Um pouco mais abaixo desta lojeca de especiarias exóticas encontra-se a CASA CROCODILO – Há mais de meio século – vende solas e cabedais. Hoje as lojas comerciais vendem produtos com Certificados de Origem e de Qualidade que ninguém controla, como muito menos se controla a intensa e obscena exploração de crianças e adultos que em regime de escravatura manufacturam tais produtos na Índia, na China e em outros países asiáticos. Esta, que vende solas e cabedais há mais de meio século, tem um Certificado de Origem e de Qualidade genuíno e que não engana ninguém: um enorme crocodilo embalsamado com cinco metros de comprimento, de boca aberta e duas fileiras de terríveis dentes brancos, sobrevoa e impõe-se a qualquer cliente. Pendurado do tecto e vindo, há mais de cinquenta anos da Amazónia, atesta com a sua imponente presença a melhor qualidade das solas e dos cabedais.
Quase em frente o SUPER RÁPIDO – MANUEL SAPATEIRO – anuncia a sua qualidade em verso:
P’RA CALÇADO CONSERTAR
CASACOS, CARTEIRAS,PINTAR
ESTE RÁPIDO, É O PRIMEIRO
NÃO DECIDA NO ESCURO!...
QUER UM TRABALHO SEGURO?
VENHA AO “MANEL SAPATEIRO”!!!
O que é extraordinário é a coincidência do último e recentíssimo Prémio Literário Correntes d’ Escritas (22 de Fevereiro 2011) ter sido atribuído a Pedro Tamen pela sua obra de poesia O Livro do Sapateiro[1]. Como o próprio disse é a metáfora do poeta que escreve para os outros, os outros que não conhece, com a obscura esperança de que aquilo sirva…como o sapato que vai encaixar num pé desconhecido[2].
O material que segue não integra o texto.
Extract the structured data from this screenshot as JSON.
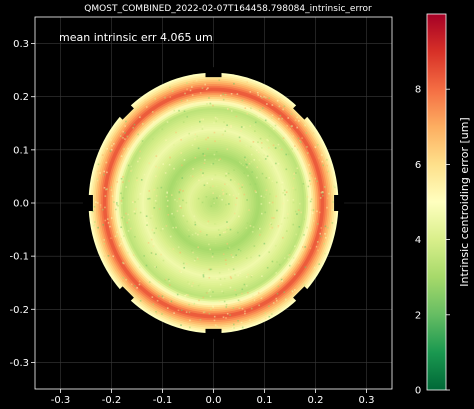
{
  "chart_data": {
    "type": "heatmap",
    "title": "QMOST_COMBINED_2022-02-07T164458.798084_intrinsic_error",
    "annotation": "mean intrinsic err 4.065 um",
    "xlim": [
      -0.35,
      0.35
    ],
    "ylim": [
      -0.35,
      0.35
    ],
    "x_ticks": [
      "-0.3",
      "-0.2",
      "-0.1",
      "0.0",
      "0.1",
      "0.2",
      "0.3"
    ],
    "y_ticks": [
      "0.3",
      "0.2",
      "0.1",
      "0.0",
      "-0.1",
      "-0.2",
      "-0.3"
    ],
    "x_tick_values": [
      -0.3,
      -0.2,
      -0.1,
      0.0,
      0.1,
      0.2,
      0.3
    ],
    "y_tick_values": [
      0.3,
      0.2,
      0.1,
      0.0,
      -0.1,
      -0.2,
      -0.3
    ],
    "grid": true,
    "colorbar": {
      "label": "Intrinsic centroiding error [um]",
      "colormap": "RdYlGn_r",
      "range": [
        0,
        10
      ],
      "ticks": [
        "0",
        "2",
        "4",
        "6",
        "8"
      ],
      "tick_values": [
        0,
        2,
        4,
        6,
        8
      ]
    },
    "field": {
      "shape": "circle",
      "radius": 0.245,
      "mean_value": 4.065,
      "notch_angles_deg": [
        45,
        90,
        135,
        180,
        225,
        270,
        315,
        0
      ],
      "rings": [
        {
          "radius": 0.0,
          "value": 3.2
        },
        {
          "radius": 0.05,
          "value": 4.3
        },
        {
          "radius": 0.09,
          "value": 3.0
        },
        {
          "radius": 0.14,
          "value": 4.6
        },
        {
          "radius": 0.18,
          "value": 3.4
        },
        {
          "radius": 0.215,
          "value": 8.5
        },
        {
          "radius": 0.245,
          "value": 5.0
        }
      ]
    },
    "background_color": "#000000"
  }
}
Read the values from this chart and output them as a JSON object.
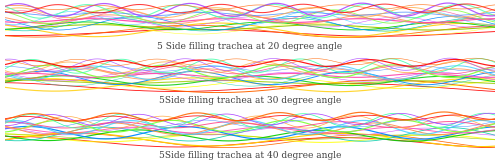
{
  "fig_width": 5.0,
  "fig_height": 1.66,
  "dpi": 100,
  "background_color": "#ffffff",
  "panel_bg": "#b0c0d8",
  "captions": [
    "5 Side filling trachea at 20 degree angle",
    "5Side filling trachea at 30 degree angle",
    "5Side filling trachea at 40 degree angle"
  ],
  "caption_fontsize": 6.5,
  "caption_color": "#404040",
  "colors": [
    "#ff0000",
    "#ff6600",
    "#ffcc00",
    "#ffff00",
    "#99cc00",
    "#00cc00",
    "#00ccaa",
    "#0088ff",
    "#cc44ff",
    "#ff44aa",
    "#ff8844",
    "#44ccff",
    "#88ff44",
    "#ff4488",
    "#4488ff",
    "#ffaa44",
    "#44ffaa",
    "#aa44ff"
  ],
  "angles_deg": [
    20,
    30,
    40
  ],
  "n_lines": 20,
  "seed": 42
}
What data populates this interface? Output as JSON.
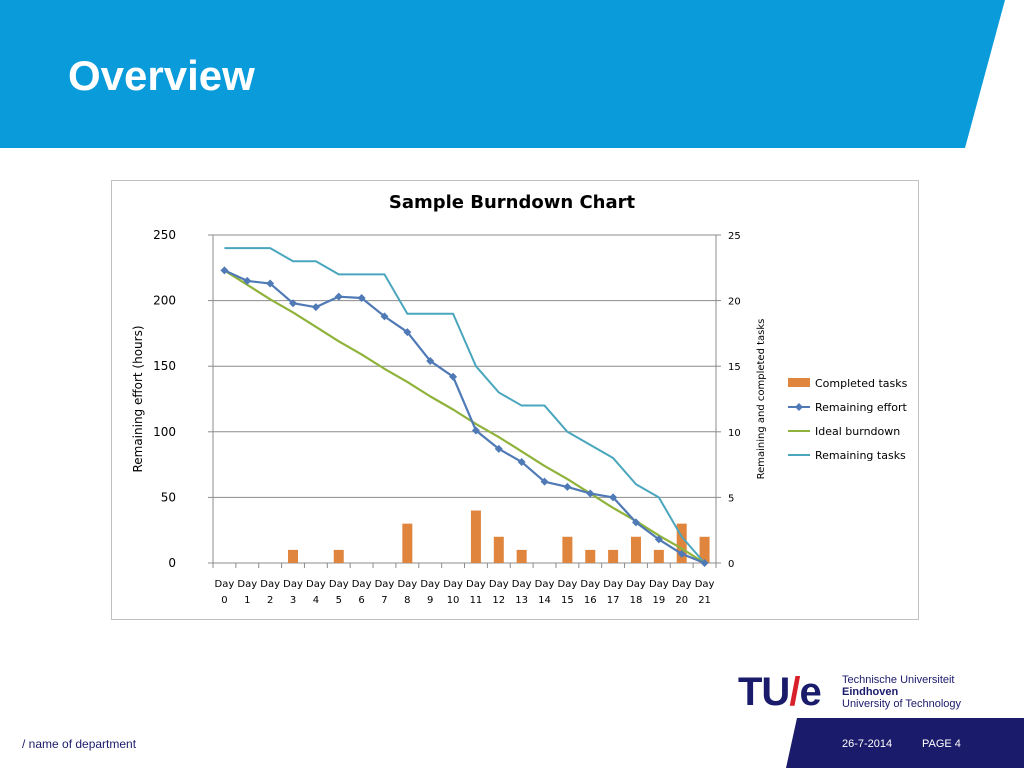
{
  "slide": {
    "title": "Overview",
    "footer": {
      "department": "/ name of department",
      "date": "26-7-2014",
      "page": "PAGE 4"
    },
    "logo": {
      "mark_left": "TU",
      "mark_slash": "/",
      "mark_right": "e",
      "line1": "Technische Universiteit",
      "line2": "Eindhoven",
      "line3": "University of Technology"
    }
  },
  "colors": {
    "header_blue": "#0a9bdb",
    "footer_navy": "#1b1b6b",
    "completed_tasks": "#e0853e",
    "remaining_effort": "#4f7ab5",
    "ideal_burndown": "#8fb33a",
    "remaining_tasks": "#4aa6bd"
  },
  "chart_data": {
    "type": "bar+line",
    "title": "Sample Burndown Chart",
    "ylabel": "Remaining effort (hours)",
    "y2label": "Remaining and completed tasks",
    "ylim": [
      0,
      250
    ],
    "y2lim": [
      0,
      25
    ],
    "yticks": [
      "0",
      "50",
      "100",
      "150",
      "200",
      "250"
    ],
    "y2ticks": [
      "0",
      "5",
      "10",
      "15",
      "20",
      "25"
    ],
    "categories": [
      [
        "Day",
        "0"
      ],
      [
        "Day",
        "1"
      ],
      [
        "Day",
        "2"
      ],
      [
        "Day",
        "3"
      ],
      [
        "Day",
        "4"
      ],
      [
        "Day",
        "5"
      ],
      [
        "Day",
        "6"
      ],
      [
        "Day",
        "7"
      ],
      [
        "Day",
        "8"
      ],
      [
        "Day",
        "9"
      ],
      [
        "Day",
        "10"
      ],
      [
        "Day",
        "11"
      ],
      [
        "Day",
        "12"
      ],
      [
        "Day",
        "13"
      ],
      [
        "Day",
        "14"
      ],
      [
        "Day",
        "15"
      ],
      [
        "Day",
        "16"
      ],
      [
        "Day",
        "17"
      ],
      [
        "Day",
        "18"
      ],
      [
        "Day",
        "19"
      ],
      [
        "Day",
        "20"
      ],
      [
        "Day",
        "21"
      ]
    ],
    "grid": true,
    "legend_position": "right",
    "series": [
      {
        "name": "Completed tasks",
        "type": "bar",
        "axis": "right",
        "values": [
          0,
          0,
          0,
          1,
          0,
          1,
          0,
          0,
          3,
          0,
          0,
          4,
          2,
          1,
          0,
          2,
          1,
          1,
          2,
          1,
          3,
          2
        ]
      },
      {
        "name": "Remaining effort",
        "type": "line-marker",
        "axis": "left",
        "values": [
          223,
          215,
          213,
          198,
          195,
          203,
          202,
          188,
          176,
          154,
          142,
          101,
          87,
          77,
          62,
          58,
          53,
          50,
          31,
          18,
          7,
          0
        ]
      },
      {
        "name": "Ideal burndown",
        "type": "line",
        "axis": "left",
        "values": [
          223,
          212,
          201,
          191,
          180,
          169,
          159,
          148,
          138,
          127,
          117,
          106,
          96,
          85,
          74,
          64,
          53,
          42,
          32,
          21,
          11,
          0
        ]
      },
      {
        "name": "Remaining tasks",
        "type": "line",
        "axis": "right",
        "values": [
          24,
          24,
          24,
          23,
          23,
          22,
          22,
          22,
          19,
          19,
          19,
          15,
          13,
          12,
          12,
          10,
          9,
          8,
          6,
          5,
          2,
          0
        ]
      }
    ]
  }
}
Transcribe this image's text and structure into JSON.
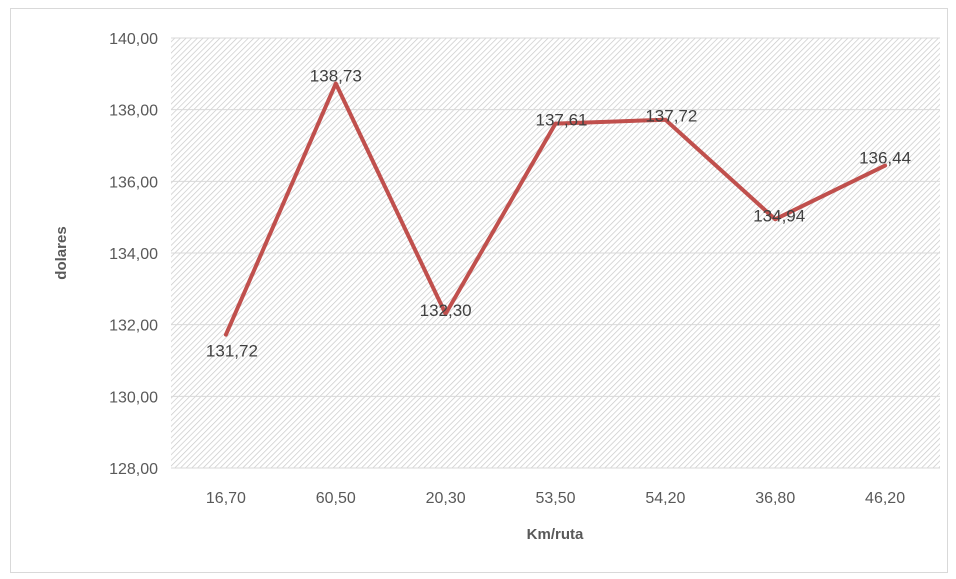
{
  "chart_data": {
    "type": "line",
    "categories": [
      "16,70",
      "60,50",
      "20,30",
      "53,50",
      "54,20",
      "36,80",
      "46,20"
    ],
    "series": [
      {
        "values": [
          131.72,
          138.73,
          132.3,
          137.61,
          137.72,
          134.94,
          136.44
        ]
      }
    ],
    "data_labels": [
      "131,72",
      "138,73",
      "132,30",
      "137,61",
      "137,72",
      "134,94",
      "136,44"
    ],
    "y_ticks": [
      "128,00",
      "130,00",
      "132,00",
      "134,00",
      "136,00",
      "138,00",
      "140,00"
    ],
    "ylim": [
      128,
      140
    ],
    "xlabel": "Km/ruta",
    "ylabel": "dolares",
    "grid": true,
    "plot_fill": "hatched",
    "line_color": "#c0504d"
  }
}
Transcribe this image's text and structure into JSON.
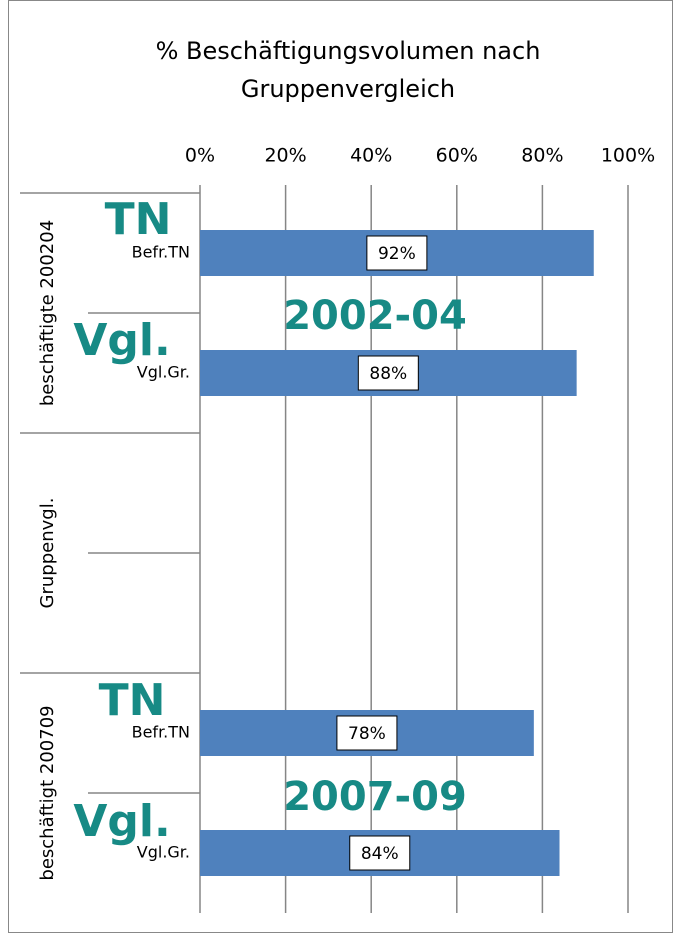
{
  "chart_data": {
    "type": "bar",
    "orientation": "horizontal",
    "title": "% Beschäftigungsvolumen nach Gruppenvergleich",
    "groups": [
      "beschäftigte 200204",
      "Gruppenvgl.",
      "beschäftigt 200709"
    ],
    "categories": [
      "Befr.TN",
      "Vgl.Gr.",
      null,
      null,
      "Befr.TN",
      "Vgl.Gr."
    ],
    "values": [
      92,
      88,
      null,
      null,
      78,
      84
    ],
    "value_labels": [
      "92%",
      "88%",
      null,
      null,
      "78%",
      "84%"
    ],
    "color": "#4f81bd",
    "xlim": [
      0,
      100
    ],
    "xticks": [
      {
        "value": 0,
        "label": "0%"
      },
      {
        "value": 20,
        "label": "20%"
      },
      {
        "value": 40,
        "label": "40%"
      },
      {
        "value": 60,
        "label": "60%"
      },
      {
        "value": 80,
        "label": "80%"
      },
      {
        "value": 100,
        "label": "100%"
      }
    ],
    "grid": true,
    "annotations": [
      "TN",
      "Vgl.",
      "2002-04",
      "TN",
      "Vgl.",
      "2007-09"
    ],
    "annotation_color": "#178a85"
  }
}
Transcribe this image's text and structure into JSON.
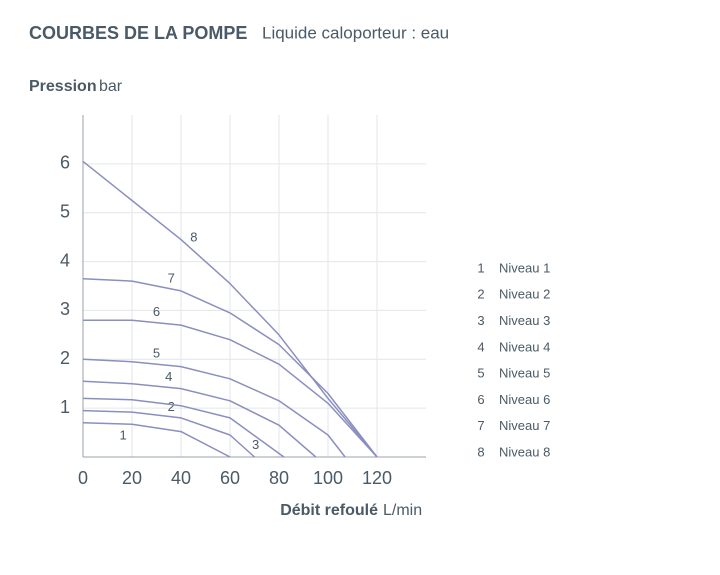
{
  "chart_data": {
    "type": "line",
    "title": "COURBES DE LA POMPE",
    "subtitle": "Liquide caloporteur : eau",
    "y_label": "Pression",
    "y_unit": "bar",
    "x_label": "Débit refoulé",
    "x_unit": "L/min",
    "xlim": [
      0,
      140
    ],
    "ylim": [
      0,
      7
    ],
    "xticks": [
      0,
      20,
      40,
      60,
      80,
      100,
      120
    ],
    "yticks": [
      1,
      2,
      3,
      4,
      5,
      6
    ],
    "grid": true,
    "legend": "right",
    "series": [
      {
        "label": "1",
        "name": "Niveau 1",
        "color": "#8a8fbf",
        "x": [
          0,
          20,
          40,
          60
        ],
        "values": [
          0.7,
          0.67,
          0.52,
          0
        ]
      },
      {
        "label": "2",
        "name": "Niveau 2",
        "color": "#8a8fbf",
        "x": [
          0,
          20,
          40,
          60,
          70
        ],
        "values": [
          0.95,
          0.92,
          0.8,
          0.45,
          0
        ]
      },
      {
        "label": "3",
        "name": "Niveau 3",
        "color": "#8a8fbf",
        "x": [
          0,
          20,
          40,
          60,
          82
        ],
        "values": [
          1.2,
          1.17,
          1.05,
          0.8,
          0
        ]
      },
      {
        "label": "4",
        "name": "Niveau 4",
        "color": "#8a8fbf",
        "x": [
          0,
          20,
          40,
          60,
          80,
          95
        ],
        "values": [
          1.55,
          1.5,
          1.4,
          1.15,
          0.65,
          0
        ]
      },
      {
        "label": "5",
        "name": "Niveau 5",
        "color": "#8a8fbf",
        "x": [
          0,
          20,
          40,
          60,
          80,
          100,
          107
        ],
        "values": [
          2.0,
          1.95,
          1.85,
          1.6,
          1.15,
          0.45,
          0
        ]
      },
      {
        "label": "6",
        "name": "Niveau 6",
        "color": "#8a8fbf",
        "x": [
          0,
          20,
          40,
          60,
          80,
          100,
          120
        ],
        "values": [
          2.8,
          2.8,
          2.7,
          2.4,
          1.9,
          1.1,
          0
        ]
      },
      {
        "label": "7",
        "name": "Niveau 7",
        "color": "#8a8fbf",
        "x": [
          0,
          20,
          40,
          60,
          80,
          100,
          120
        ],
        "values": [
          3.65,
          3.6,
          3.4,
          2.95,
          2.3,
          1.3,
          0
        ]
      },
      {
        "label": "8",
        "name": "Niveau 8",
        "color": "#8a8fbf",
        "x": [
          0,
          20,
          40,
          60,
          80,
          100,
          120
        ],
        "values": [
          6.05,
          5.25,
          4.45,
          3.55,
          2.5,
          1.2,
          0
        ]
      }
    ]
  }
}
Mais a menos a meio da rua, do lado esquerdo no sentido descendente ergue-se uma magnífica fachada rococó em granito da Igreja da Ordem do Terço (séc. XVIII). O enorme portão verde estava fechado. Porque vinha a pensar nos certificados de origem e no crocodilo gigantesco recordei, ao chegar aquele templo fechado, que “Deus não tem necessidade de pôr uma marca de origem nas coisas, porque todas elas têm uma só origem”[3]. Nas escadas de acesso à Igreja cerca de trinta homens e algumas mulheres conversavam e parecia que esperavam que a porta se abrisse. A enorme porta do templo não se abriu, mas às onze horas em ponto abriu-se uma pequena porta lateral em que ainda nem tinha reparado. Silenciosamente aquelas pessoas foram entrando e, por último, entrei eu atrás delas. Subi um lanço de escadas e encontrei-me numa sala com mesas e cadeiras onde já vários homens comiam uma sopa e um prato de arroz com carne. Atrás de um balcão uma senhora de bata branca ia dando os tabuleiros com esta refeição. A sala era branca. Um pequeno crucifixo pontuava uma das paredes. O silêncio, o respeito e atenção na refeição eram tais que me pareceu que ali havia algo de sagrado. E havia. Ali não se escrevia para os outros, ali servia-se e alimentava-se os outros. Ali fazia-se poesia sacra.
Por me sentir como que um ateu numa Igreja retirei-me devagarinho, para nada profanar com a minha presença. Já cá fora, na loja em frente perguntei ao dono que estava à porta: “Sabe-me dizer se ali também servem jantares? Qualquer pessoa pode ir ali almoçar?” O dono da loja olhou para mim serenamente e com enorme delicadeza respondeu: O senhor vá lá se precisa, olhe que não é vergonha; por estar limpo não tenha vergonha de lá ir; ninguém pergunta nada.